E também explicou que a lógica em matéria fiscal foi “não aumentar os impostos que todos pagam e aumentar os que só alguns pagam”, referindo-se especificamente às alterações aos impostos sobre refrigerantes ou sobre os cartuxos de balas. Sobre a duplicação da taxa aplicada ao alojamento local (para a aproximação ao arrendamento normal), Costa justificou-a com o bom desempenho do setor do turismo, considerando que isso não afetará o mercado: “Está aí o turismo para puxar pelo alojamento local”. Uma posição que, momentos depois, havia de ser partilhada também perante o auditório pela secretária de Estado do Turismo, que Costa convidou a falar sobre este tema e que ainda acrescentou que até agora “apenas 15% do rendimento era tributável” e passou a 35%. “Este ano já foram legalizadas “10 mil unidades de alojamento local”, contabilizou ainda Ana Mendes Godinho.
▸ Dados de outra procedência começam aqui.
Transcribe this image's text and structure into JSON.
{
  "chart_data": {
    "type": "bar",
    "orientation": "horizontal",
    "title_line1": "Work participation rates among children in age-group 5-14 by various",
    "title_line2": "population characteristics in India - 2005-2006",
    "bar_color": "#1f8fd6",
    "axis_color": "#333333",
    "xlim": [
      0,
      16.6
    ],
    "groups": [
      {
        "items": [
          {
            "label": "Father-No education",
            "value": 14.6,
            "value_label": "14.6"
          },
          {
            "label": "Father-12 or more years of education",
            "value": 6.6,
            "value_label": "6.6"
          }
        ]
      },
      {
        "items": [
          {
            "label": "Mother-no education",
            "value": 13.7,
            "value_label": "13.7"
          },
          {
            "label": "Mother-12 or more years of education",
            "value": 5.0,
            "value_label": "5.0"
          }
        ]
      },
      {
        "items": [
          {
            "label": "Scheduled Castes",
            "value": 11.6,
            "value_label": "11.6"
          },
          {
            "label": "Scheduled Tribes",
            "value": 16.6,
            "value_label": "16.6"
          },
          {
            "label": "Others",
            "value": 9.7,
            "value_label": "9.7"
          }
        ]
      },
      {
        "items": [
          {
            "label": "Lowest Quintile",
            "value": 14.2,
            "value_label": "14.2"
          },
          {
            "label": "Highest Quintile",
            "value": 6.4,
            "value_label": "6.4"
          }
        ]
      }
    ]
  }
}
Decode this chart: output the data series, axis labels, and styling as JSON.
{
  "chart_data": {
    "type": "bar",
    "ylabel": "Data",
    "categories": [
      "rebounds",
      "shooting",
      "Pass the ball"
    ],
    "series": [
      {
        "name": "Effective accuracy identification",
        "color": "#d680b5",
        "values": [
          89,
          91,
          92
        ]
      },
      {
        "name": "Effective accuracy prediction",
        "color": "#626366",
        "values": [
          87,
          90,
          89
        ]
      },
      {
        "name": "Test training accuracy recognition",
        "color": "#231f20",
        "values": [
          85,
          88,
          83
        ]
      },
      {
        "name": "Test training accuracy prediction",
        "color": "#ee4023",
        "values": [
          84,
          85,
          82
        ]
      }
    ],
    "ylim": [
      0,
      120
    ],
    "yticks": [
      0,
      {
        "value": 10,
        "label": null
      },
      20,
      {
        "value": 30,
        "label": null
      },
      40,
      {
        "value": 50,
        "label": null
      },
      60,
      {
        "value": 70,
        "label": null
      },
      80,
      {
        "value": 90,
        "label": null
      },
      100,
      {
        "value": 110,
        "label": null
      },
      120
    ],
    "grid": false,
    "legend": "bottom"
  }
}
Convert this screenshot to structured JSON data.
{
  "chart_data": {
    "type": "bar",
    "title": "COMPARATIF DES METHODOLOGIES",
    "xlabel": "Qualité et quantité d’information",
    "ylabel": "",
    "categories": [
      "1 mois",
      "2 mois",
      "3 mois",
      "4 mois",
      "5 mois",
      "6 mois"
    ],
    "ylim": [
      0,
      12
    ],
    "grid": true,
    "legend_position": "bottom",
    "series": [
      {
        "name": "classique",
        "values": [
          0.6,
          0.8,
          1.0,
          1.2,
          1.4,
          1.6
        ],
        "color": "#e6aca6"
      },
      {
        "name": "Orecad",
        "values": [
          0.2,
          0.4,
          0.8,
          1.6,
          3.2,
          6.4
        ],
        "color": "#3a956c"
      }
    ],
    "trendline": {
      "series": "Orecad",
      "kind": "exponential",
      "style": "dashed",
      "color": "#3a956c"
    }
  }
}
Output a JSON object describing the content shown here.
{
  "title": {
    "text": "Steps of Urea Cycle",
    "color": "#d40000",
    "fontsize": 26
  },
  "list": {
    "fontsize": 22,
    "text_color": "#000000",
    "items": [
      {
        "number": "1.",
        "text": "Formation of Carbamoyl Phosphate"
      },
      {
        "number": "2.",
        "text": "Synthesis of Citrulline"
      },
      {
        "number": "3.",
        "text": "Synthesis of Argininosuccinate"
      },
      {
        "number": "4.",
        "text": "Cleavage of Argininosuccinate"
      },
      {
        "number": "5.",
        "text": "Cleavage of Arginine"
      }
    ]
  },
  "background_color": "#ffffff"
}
Num resumo, Costa disse que o Orçamento que apresentou tem cinco marcas:
Aumentar o rendimento disponível das famílias – aqui o primeiro-ministro inclui o fim faseado da sobretaxa de IRS ao longo do ano, a extinção da Contribuição Extraordinária de Solidariedade, a atualização dos escalões de IRS de acordo com a inflação, a continuação do aumento do salário mínimo, o desbloqueio da contração coletiva, mas principalmente do aumento das pensões: tanto a atualização de acordo com a lei de bases (de acordo com a inflação) como o aumento extraordinário de dez euros em agosto (excluindo pensões mínimas).
Voltar ao investimento – “aumentar o investimento público” e “melhorar o investimento privado” ;
Reforçar a sustentabilidade da Segurança Social – o objetivo é reforçar as fontes de financiamento da Segurança Social e é neste ponto que Costa refere a criação do Adicional ao IMI e em como a receita que daí vier será usada para aliviar, em seis anos, a pressão sobre o Fundo de Estabilização Financeira da Segurança Social;
Competitividade – a “chave é investir na ciência e na cultura”, garantiu o líder socialista;
Dinamizar a economia – aqui o socialista admite que o “contexto não é favorável”, mas justifica a desaceleração do crescimento da economia com a revisão em baixa.
O socialista ainda guardou uns minutos para falar dos “compromissos assumidos com o PCP, Bloco de Esquerda e Verdes” que “não contrariam” o programa do PS e que cumpriu “tudo” desses acordos que seguram o Governos socialista no Parlamento. E que, apesar das divergências em matérias europeias entre os parceiros, o Governo “cumpriu as regras que estão em vigor e continuará com a redução do défice nominal e estrutural. Cumpriremos os compromissos com a União Europeia”, disse a mais de uma centena de socialistas que o ouviam.